DATABASE

SQL Server 2008 : Managing Query Performance - Finding Similar Queries

 
2/8/2011 4:04:05 PM
Prior to SQL Server 2008, finding and tuning similar queries was a daunting task. Prior to SQL Server 2008, you would have to capture a set of queries using a trace or Dynamic Management View (DMV), perform some logic to replace literal values within those queries, and then group by some or all of the query text. The concept is to try to replace literal values with something, such as a pound sign (for example, SELECT col1 FROM Table1 WHERE col1 = # AND col2 = #), so you can group the queries such that the only difference is the parameter values. This approach is very time consuming and in many cases less than accurate. Microsoft has added the query_hash and query_plan_hash columns to the sys.dm_exec_query_stats and the sys.dm_exec_requests DMVs to provide a far more accurate way of finding similar queries.

The sys.dm_exec_query_stats DMV returns aggregate performance statistics about query plans that are currently in cache, and the sys.dm_exec_requests DMV returns information about queries that are currently executing. A query hash is a binary hash value that is calculated on a query based on the query text prior to being sent to the optimizer. A query plan hash is a binary hash value that is calculated based on a compiled query plan. Two queries may have the same query hash values and different plan hash values. For example, if you execute two queries that are identical except for the literal values, the query hash value will be the same. However, one query may produce an index scan, while the other may produce an index seek in the query plan (depending on the range of values being requested), resulting in different query plan hash values.

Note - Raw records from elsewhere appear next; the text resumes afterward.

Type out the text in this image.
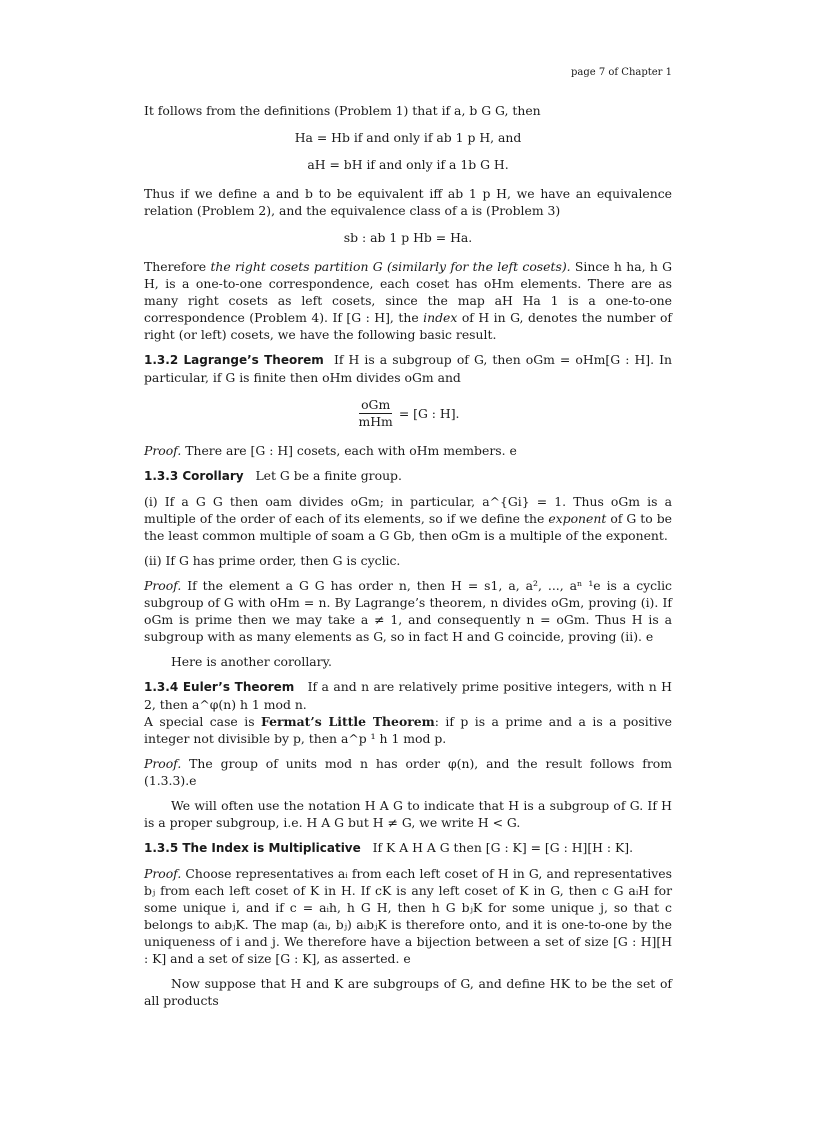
page 7 of Chapter 1

It follows from the definitions (Problem 1) that if a, b G G, then

Ha = Hb if and only if ab 1 p H, and
aH = bH if and only if a 1b G H.

Thus if we define a and b to be equivalent iff ab 1 p H, we have an equivalence relation (Problem 2), and the equivalence class of a is (Problem 3)

sb : ab 1 p Hb = Ha.

Therefore the right cosets partition G (similarly for the left cosets). Since h ha, h G H, is a one-to-one correspondence, each coset has oHm elements. There are as many right cosets as left cosets, since the map aH Ha 1 is a one-to-one correspondence (Problem 4). If [G : H], the index of H in G, denotes the number of right (or left) cosets, we have the following basic result.

1.3.2 Lagrange’s Theorem If H is a subgroup of G, then oGm = oHm[G : H]. In particular, if G is finite then oHm divides oGm and

$\frac{\text{oGm}}{\text{mHm}} = [G$ : H].

Proof. There are [G : H] cosets, each with oHm members. e

1.3.3 Corollary Let G be a finite group.

(i) If a G G then oam divides oGm; in particular, a^{Gi} = 1. Thus oGm is a multiple of the order of each of its elements, so if we define the exponent of G to be the least common multiple of soam a G Gb, then oGm is a multiple of the exponent.

(ii) If G has prime order, then G is cyclic.

Proof. If the element a G G has order n, then H = s1, a, a², ..., aⁿ ¹e is a cyclic subgroup of G with oHm = n. By Lagrange’s theorem, n divides oGm, proving (i). If oGm is prime then we may take a ≠ 1, and consequently n = oGm. Thus H is a subgroup with as many elements as G, so in fact H and G coincide, proving (ii). e

Here is another corollary.

1.3.4 Euler’s Theorem If a and n are relatively prime positive integers, with n H 2, then a^φ(n) h 1 mod n.

A special case is Fermat’s Little Theorem: if p is a prime and a is a positive integer not divisible by p, then a^p ¹ h 1 mod p.

Proof. The group of units mod n has order φ(n), and the result follows from (1.3.3).e

We will often use the notation H A G to indicate that H is a subgroup of G. If H is a proper subgroup, i.e. H A G but H ≠ G, we write H < G.

1.3.5 The Index is Multiplicative If K A H A G then [G : K] = [G : H][H : K].

Proof. Choose representatives aᵢ from each left coset of H in G, and representatives bⱼ from each left coset of K in H. If cK is any left coset of K in G, then c G aᵢH for some unique i, and if c = aᵢh, h G H, then h G bⱼK for some unique j, so that c belongs to aᵢbⱼK. The map (aᵢ, bⱼ) aᵢbⱼK is therefore onto, and it is one-to-one by the uniqueness of i and j. We therefore have a bijection between a set of size [G : H][H : K] and a set of size [G : K], as asserted. e

Now suppose that H and K are subgroups of G, and define HK to be the set of all products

Now that you understand the mechanics of using hash values, let's take a look at a few examples. Run the script in Listing 1 to clear the plan cache and execute some similar queries.

Example 1. Sample Queries to Create Similar Hash Values
DBCC FREEPROCCACHE
GO
SELECT * FROM sys.messages WHERE severity = 23
GO
SELECT * FROM sys.messages WHERE severity = 23
GO
SELECT * FROM sys.messages WHERE severity = 23;
GO
SELECT * FROM sys.messages WHERE severity=23
GO
SELECT * FROM sys.messages WHERE severity = 24
GO
SELECT * FROM sys.messages WHERE severity IN (24)
GO
SELECT * FROM sys.messages WHERE severity in (23,24)
GO

Now that you have executed a few similar queries, you can review the output from the sys.dm_exec_query_stats DMV. You will also use the sys.dm_exec_sql_text function to return the query text by passing in the plan handle used for the query. Run the query in Listing 2 to review the hash values generated by the queries in Listing 1.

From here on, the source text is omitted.